Abstract

Although it is an entrenched principle of company law that the abuse of corporate personality may require the “corporate veil” of a company to be “pierced”, this possibility has only recently become a feature of South African trust law. While this is a salutary development in theory, the application and practical usefulness of this remedy remain shrouded in uncertainty. A particularly acute manifestation hereof arises where it is argued that (the value of) trust property should be considered for the purposes of dividing matrimonial property at divorce. By drawing on the established principles of “piercing” in the company context and analysing relevant case law, Part One of this article concludes that the prevailing position in respect of trusts neither accords with the principles of proper trust administration nor gives effect to the legal obligations imposed on divorcing spouses by matrimonial property law.

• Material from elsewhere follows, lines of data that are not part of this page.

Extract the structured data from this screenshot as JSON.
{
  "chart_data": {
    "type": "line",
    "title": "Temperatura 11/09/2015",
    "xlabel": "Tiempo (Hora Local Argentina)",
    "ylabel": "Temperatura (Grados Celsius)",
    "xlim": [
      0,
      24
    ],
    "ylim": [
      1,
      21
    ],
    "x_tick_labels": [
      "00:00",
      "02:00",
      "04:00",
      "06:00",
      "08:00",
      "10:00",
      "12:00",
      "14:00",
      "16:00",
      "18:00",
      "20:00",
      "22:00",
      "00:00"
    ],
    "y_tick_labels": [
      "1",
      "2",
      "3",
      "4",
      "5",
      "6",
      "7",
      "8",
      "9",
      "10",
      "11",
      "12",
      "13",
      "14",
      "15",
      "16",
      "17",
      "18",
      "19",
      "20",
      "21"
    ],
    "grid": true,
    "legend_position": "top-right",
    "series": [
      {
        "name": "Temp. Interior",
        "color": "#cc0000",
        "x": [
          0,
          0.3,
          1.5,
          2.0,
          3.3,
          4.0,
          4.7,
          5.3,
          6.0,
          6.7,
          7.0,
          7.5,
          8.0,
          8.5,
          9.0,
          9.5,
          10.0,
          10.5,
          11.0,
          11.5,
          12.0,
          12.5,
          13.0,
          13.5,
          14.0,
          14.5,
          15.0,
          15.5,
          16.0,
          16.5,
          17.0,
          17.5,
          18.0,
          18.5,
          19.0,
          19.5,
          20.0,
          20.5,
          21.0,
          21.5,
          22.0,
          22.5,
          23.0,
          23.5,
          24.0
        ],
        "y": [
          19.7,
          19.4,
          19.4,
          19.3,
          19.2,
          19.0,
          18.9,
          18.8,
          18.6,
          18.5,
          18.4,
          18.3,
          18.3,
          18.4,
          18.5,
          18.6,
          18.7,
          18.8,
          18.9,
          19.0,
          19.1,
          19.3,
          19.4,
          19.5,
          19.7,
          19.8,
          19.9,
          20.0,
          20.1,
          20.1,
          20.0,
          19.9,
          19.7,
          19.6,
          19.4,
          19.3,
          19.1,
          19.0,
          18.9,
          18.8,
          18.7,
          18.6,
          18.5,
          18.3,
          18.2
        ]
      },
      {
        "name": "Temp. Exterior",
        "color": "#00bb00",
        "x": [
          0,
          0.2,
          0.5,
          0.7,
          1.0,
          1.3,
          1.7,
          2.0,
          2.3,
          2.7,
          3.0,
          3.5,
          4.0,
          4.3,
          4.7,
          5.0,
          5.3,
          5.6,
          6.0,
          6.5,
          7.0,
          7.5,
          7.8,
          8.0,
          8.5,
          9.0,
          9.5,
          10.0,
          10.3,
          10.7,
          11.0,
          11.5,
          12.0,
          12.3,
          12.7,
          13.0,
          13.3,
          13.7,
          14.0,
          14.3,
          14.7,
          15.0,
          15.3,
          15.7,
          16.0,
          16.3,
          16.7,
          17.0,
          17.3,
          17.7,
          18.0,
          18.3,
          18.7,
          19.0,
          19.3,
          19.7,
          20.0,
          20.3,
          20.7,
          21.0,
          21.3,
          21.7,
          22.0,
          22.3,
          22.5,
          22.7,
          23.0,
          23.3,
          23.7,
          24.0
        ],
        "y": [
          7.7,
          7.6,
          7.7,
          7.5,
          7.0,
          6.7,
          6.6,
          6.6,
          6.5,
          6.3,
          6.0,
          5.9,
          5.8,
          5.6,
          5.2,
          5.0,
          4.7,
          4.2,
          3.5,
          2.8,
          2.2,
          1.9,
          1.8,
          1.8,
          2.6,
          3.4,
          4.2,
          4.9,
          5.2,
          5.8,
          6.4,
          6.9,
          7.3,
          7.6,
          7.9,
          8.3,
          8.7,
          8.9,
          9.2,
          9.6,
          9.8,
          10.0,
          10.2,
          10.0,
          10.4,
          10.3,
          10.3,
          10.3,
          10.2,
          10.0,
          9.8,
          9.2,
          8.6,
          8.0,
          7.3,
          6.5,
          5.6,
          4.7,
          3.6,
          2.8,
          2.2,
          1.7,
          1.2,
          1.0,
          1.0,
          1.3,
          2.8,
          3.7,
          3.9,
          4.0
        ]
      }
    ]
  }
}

More specifically, it is argued that, while piercing the trust veil is a power that is derived from common law (as opposed to legislation), the actual exercising of this power in a divorce context is dependent on a nexus provided by the matrimonial property regime in question. From this platform, Part Two of this article will provide perspectives on how the property of an abused trust should be dealt with in divorces involving the three major matrimonial property regimes that are recognised by South African family law. In addition, it will be argued that potential litigation based on these contentions should contribute towards rectifying the unsatisfactory legal position that prevails.